しかし、ほかの方々も挙げているように、ライトノベルとは元々ジュナイブルやヤングアダルトと呼ばれる『若者向け』が徐々に変化していったものであり、まだ文章を読むことに慣れていない若者にとって『わかりやすい』ことが大前提になっています。
『わかりやすい』そして『面白い』この二つの要素が揃えば、ライトノベルはバカ売れすることがあります。さらに言うならば、児童向けの文庫からも、少しだけ手を加えられて出版されています。
つまりはどんな世代にも愛される本として、最初のうちからそれなりに有名だったものが、徐々に徐々に浸透していったのだと思います。

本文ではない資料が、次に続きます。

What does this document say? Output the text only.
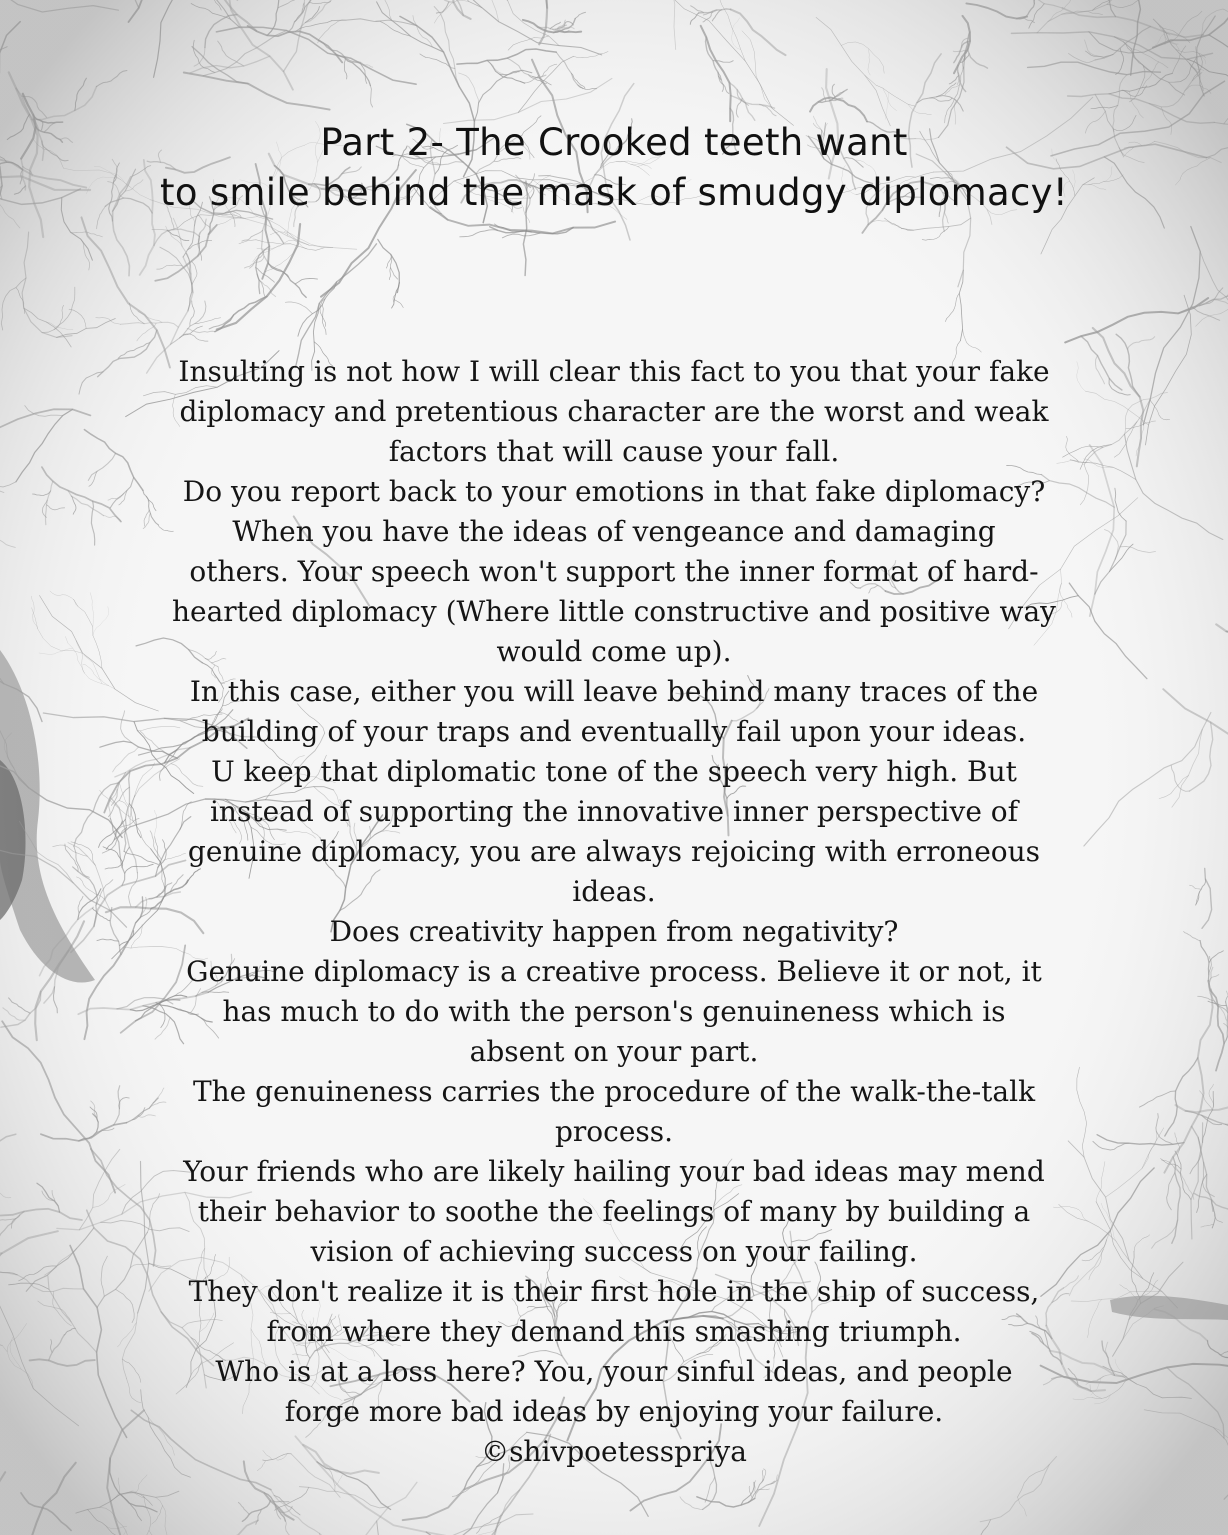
Part 2- The Crooked teeth want
to smile behind the mask of smudgy diplomacy!
Insulting is not how I will clear this fact to you that your fake
diplomacy and pretentious character are the worst and weak
factors that will cause your fall.
Do you report back to your emotions in that fake diplomacy?
When you have the ideas of vengeance and damaging
others. Your speech won't support the inner format of hard-
hearted diplomacy (Where little constructive and positive way
would come up).
In this case, either you will leave behind many traces of the
building of your traps and eventually fail upon your ideas.
U keep that diplomatic tone of the speech very high. But
instead of supporting the innovative inner perspective of
genuine diplomacy, you are always rejoicing with erroneous
ideas.
Does creativity happen from negativity?
Genuine diplomacy is a creative process. Believe it or not, it
has much to do with the person's genuineness which is
absent on your part.
The genuineness carries the procedure of the walk-the-talk
process.
Your friends who are likely hailing your bad ideas may mend
their behavior to soothe the feelings of many by building a
vision of achieving success on your failing.
They don't realize it is their first hole in the ship of success,
from where they demand this smashing triumph.
Who is at a loss here? You, your sinful ideas, and people
forge more bad ideas by enjoying your failure.
©shivpoetesspriya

要約すると、この本を馬鹿にできるような感性を持った奴は、別に読まなくてもよくねーかってことですね。
元々読書は、趣味なのですから。
読みたい本を読むことが、読書の本来の意味なのですから。
あなたが純文学が大好きならば、それだけを読んでいても別に構わないと私は思います。
むしろ、有名になったからとちょっと読んでみただけで、魅力もなにも理解できないでこんなアホ臭い質問をすることに驚きです。
もう一つ解釈の仕方?としては
寓話はなぜ売れるのかと言っているようなものだと私は思います。
ほかの方も挙げているとおり、キノの旅には寓話的な雰囲気とかがあります。
最近の萌え系とかより、ずっと万人に理解されやすいのです。
よって、萌えが嫌いな人々でも読めて、好きになる人が居て、ベストセラーと呼ばれるまでになったと考えられます。
読んでいて面白ければそれでいいのです。
「ヘンゼルとグレーテル」や「シンデレラ」等の単純なストーリーも、はじめて読んだ時には新鮮で楽しかったのではないですか。
上記の童話は本によっては文章技術も何も無いようなシンプルな書き方をされていますが、子供は、そして場合によっては大人でも、楽しむことが出来ます。
歴史ある童話とライトノベルを同列視するわけではありませんが、新鮮でなくても文章技術が無くても、面白い文章を書くことはでき、面白い文章なら売れるのです。